The ideological point of the benefits cap

Iain Duncan Smith - the government's Work and Pensions Secretary

By Linda Anderson

New government figures underline that the benefits cap is all about ideology.

The figures show that 33,000 households were affected by the bedroom tax. Undoubtedly hard news for those people affected – and many of those bearing the brunt will be children. More than half of the total number of households affected so far are single parent ones. Single parent households are, in the vast majority, headed by women. So this is a policy hitting women – part of an assault on the post-war welfare state that is sledge-hammering away at the social and economic status of women – and children in the poorest households.

However, 33,000 is a small number overall. And the significance is further underlined by the breakdown of the figures.

Nearly 9 in 10 households had a benefit cut of £150 or less. Rounding up to 90 per cent, that gives less than £4,455,000 cut. However, the real sum would be less than this as it was 89 per cent who had a cut of £150 or less. There appear no figures as yet as to the spread of the cut – how many had a cut of £20 or £30 compared to how many a cut of £150, for instance.

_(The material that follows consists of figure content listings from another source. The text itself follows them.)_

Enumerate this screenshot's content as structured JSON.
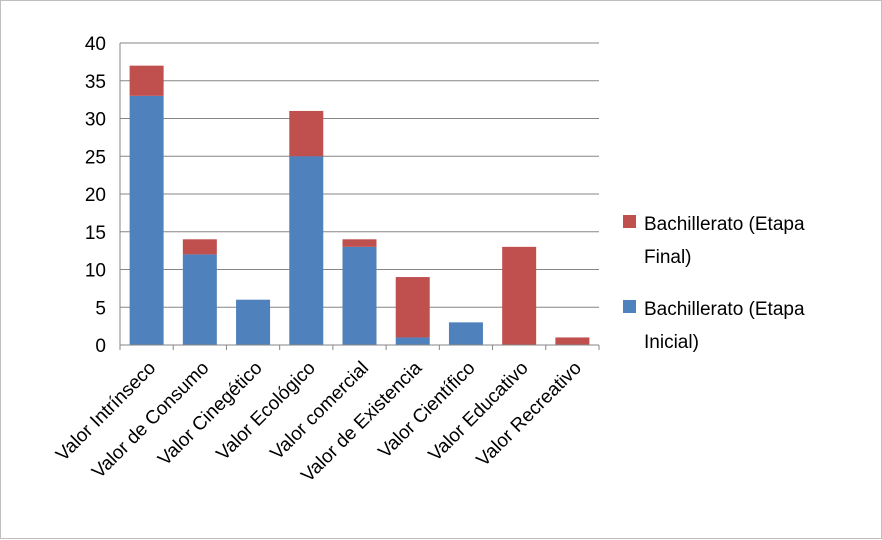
{
  "chart_data": {
    "type": "bar",
    "stacked": true,
    "categories": [
      "Valor Intrínseco",
      "Valor de Consumo",
      "Valor Cinegético",
      "Valor Ecológico",
      "Valor comercial",
      "Valor de Existencia",
      "Valor Científico",
      "Valor Educativo",
      "Valor Recreativo"
    ],
    "series": [
      {
        "name": "Bachillerato (Etapa Inicial)",
        "color": "#4f81bd",
        "values": [
          33,
          12,
          6,
          25,
          13,
          1,
          3,
          0,
          0
        ]
      },
      {
        "name": "Bachillerato (Etapa Final)",
        "color": "#c0504d",
        "values": [
          4,
          2,
          0,
          6,
          1,
          8,
          0,
          13,
          1
        ]
      }
    ],
    "ylim": [
      0,
      40
    ],
    "yticks": [
      0,
      5,
      10,
      15,
      20,
      25,
      30,
      35,
      40
    ],
    "title": "",
    "xlabel": "",
    "ylabel": "",
    "grid": "horizontal",
    "legend": {
      "position": "right",
      "order": [
        "Bachillerato (Etapa Final)",
        "Bachillerato (Etapa Inicial)"
      ],
      "entries": {
        "final": [
          "Bachillerato (Etapa",
          "Final)"
        ],
        "inicial": [
          "Bachillerato (Etapa",
          "Inicial)"
        ]
      }
    }
  }
}
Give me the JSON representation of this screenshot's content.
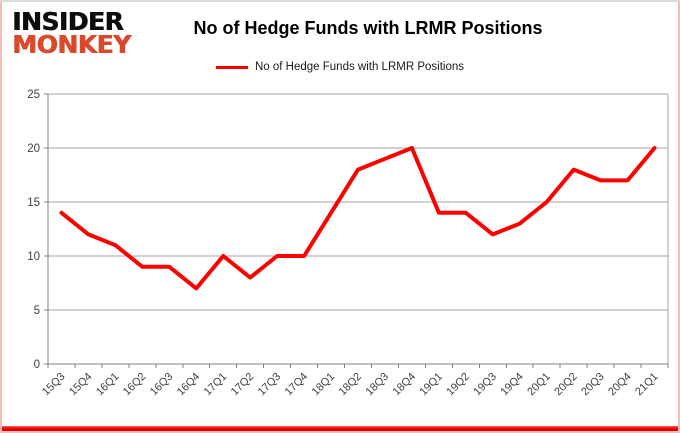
{
  "frame": {
    "border_color": "#f5bcbc",
    "bottom_bar_color": "#ff0000",
    "background": "#ffffff"
  },
  "logo": {
    "line1": "INSIDER",
    "line2": "MONKEY",
    "line1_color": "#0d0d0d",
    "line2_color": "#d9492b"
  },
  "header": {
    "title": "No of Hedge Funds with LRMR Positions"
  },
  "legend": {
    "label": "No of Hedge Funds with LRMR Positions",
    "line_color": "#ff0000"
  },
  "chart_data": {
    "type": "line",
    "title": "No of Hedge Funds with LRMR Positions",
    "categories": [
      "15Q3",
      "15Q4",
      "16Q1",
      "16Q2",
      "16Q3",
      "16Q4",
      "17Q1",
      "17Q2",
      "17Q3",
      "17Q4",
      "18Q1",
      "18Q2",
      "18Q3",
      "18Q4",
      "19Q1",
      "19Q2",
      "19Q3",
      "19Q4",
      "20Q1",
      "20Q2",
      "20Q3",
      "20Q4",
      "21Q1"
    ],
    "series": [
      {
        "name": "No of Hedge Funds with LRMR Positions",
        "color": "#ff0000",
        "values": [
          14,
          12,
          11,
          9,
          9,
          7,
          10,
          8,
          10,
          10,
          14,
          18,
          19,
          20,
          14,
          14,
          12,
          13,
          15,
          18,
          17,
          17,
          20
        ]
      }
    ],
    "xlabel": "",
    "ylabel": "",
    "ylim": [
      0,
      25
    ],
    "yticks": [
      0,
      5,
      10,
      15,
      20,
      25
    ],
    "grid": true,
    "legend_position": "top",
    "grid_color": "#a6a6a6",
    "axis_color": "#808080",
    "tick_label_color": "#3f3f3f"
  }
}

A further 675 had a cut of £250 or more. That makes around £168,750. A final group of 147 households had a cut of £350 or more, amounting to £51,450, if one calculates on the basis of £350.

In total that makes £4.6 million. A puny sum compared to government total spending. But a policy with a sharp ideological purpose, driving forward the bogey of benefit scroungers and fostering suspicion in the welfare state.